El mapa de honores a Favaloro en Neuquén se ha expandido de manera constante a lo largo de las décadas, abarcando desde la nomenclatura urbana hasta el ámbito educativo.
El sector educativo neuquino fue pionero en estos reconocimientos.En abril de 2001, el Consejo Provincial de Educación (CPE) impuso su nombre al C.P.E.M. Nº 37 de Mariano Moreno. Años más tarde, en 2012, se sumaron dos nuevos establecimientos: el Instituto de Formación Docente (IFD) Nº 10 de Loncopué y la Escuela Primaria Nº 200 del Barrio San Lorenzo en Neuquén capital, esta última bajo la denominación de “Médico Rural Dr. René Favaloro”, resaltando una de las facetas que el propio cardiólogo más valoraba de su carrera.
En agosto de 2007, a pedido de los vecinos del barrio Río Grande de la ciudad de Neuquén, el Concejo Deliberante sancionó la Ordenanza 10814, que designó con el nombre "René Gerónimo Favaloro" a la calle identificada anteriormente como Código 06663. Esta calle recorre el barrio desde la calle Intendente Chaneton hasta José Ingenieros, proyectándose también sobre el barrio Valentina Sur Rural.
Un hito reciente en la historia de estos homenajes ocurrió en noviembre de 2024 en la localidad de Centenario. El Concejo Deliberante aprobó mediante Ordenanza Municipal N° 10060/24, el cambio de nombre del paseo ubicado a la vera de la Ruta 7 (entre la segunda y tercera rotonda), que dejó de llamarse “Néstor Kirchner” para ser bautizado como Paseo “Dr. René Favaloro”. El proyecto, impulsado por vecinos y concejales, buscó que el espacio público representara un símbolo de unidad y honestidad, alejado de partidismos políticos.
En el 2010 recordó su sobrina, Mónica Liliana Relli, residente en Neuquén, que su tío “Tenía mucha vinculación con el interior. Creía que un médico se desarrollaba en sus comienzos muchísimo mejor en las provincias y por eso es que nos vinimos a vivir a Neuquén hace 28 años, impulsados por él”.
Considerando la inmensa trayectoria de Favaloro como pionero del bypass aortocoronario y su profundo compromiso humanista, los homenajes realizados en la provincia de Neuquén como la designación de su nombre en una plazoleta céntrica, una calle en el barrio Río Grande, el paseo de ingreso a Centenario e instituciones educativas en Mariano Moreno, Loncopué y la ciudad capital resultan gestos sumamente valiosos.

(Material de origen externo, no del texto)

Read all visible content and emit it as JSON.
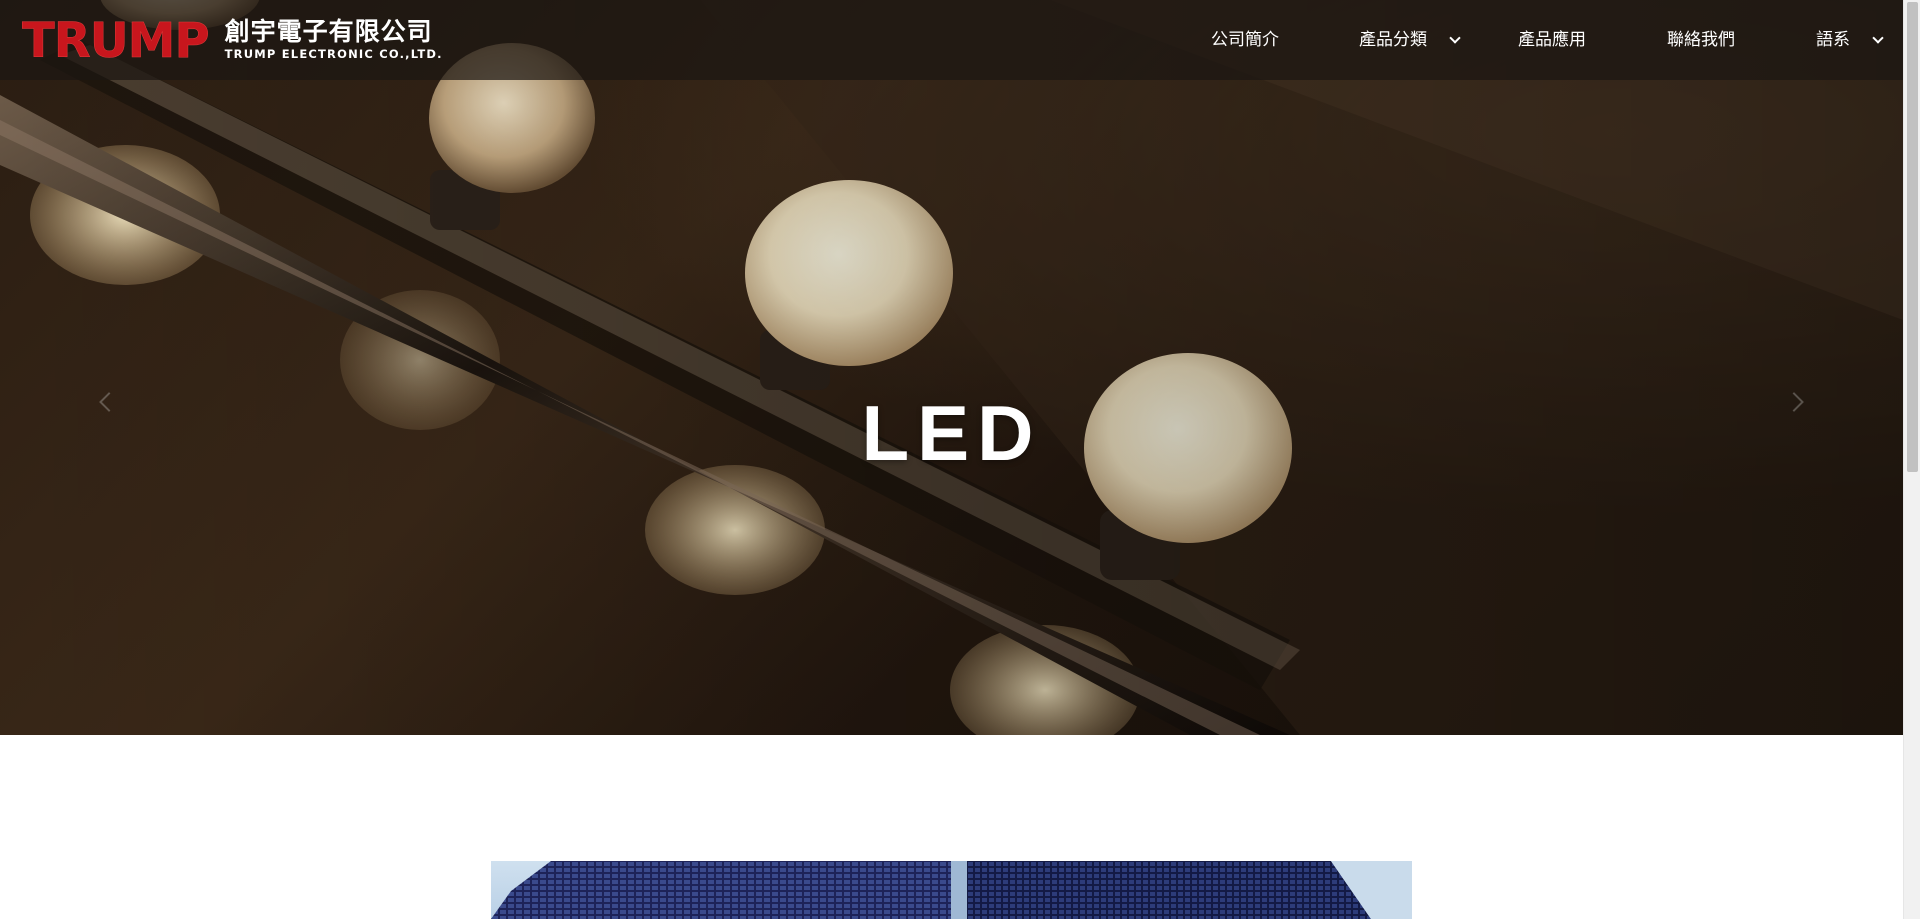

Sin embargo, estos reconocimientos alcanzarían un carácter más aún honorable si su nombre estuviera ligado directamente a la infraestructura sanitaria, figurando en hospitales, centros de salud o instituciones de medicina y cardiología neuquinas. Dado que Favaloro se definía a sí mismo ante todo como un “médico rural” y dedicó su vida a combatir el estancamiento de la cardiología mediante la ciencia y la sensibilidad social, que su legado sea el estandarte de un centro asistencial no solo honraría su técnica científica, sino que mantendría viva su pasión por la salud pública y el bienestar humano en el ámbito donde más se necesita.
Hoy, Neuquén le devuelve ese afecto manteniendo vivo su nombre en el asfalto, las aulas y el mármol de sus monumentos.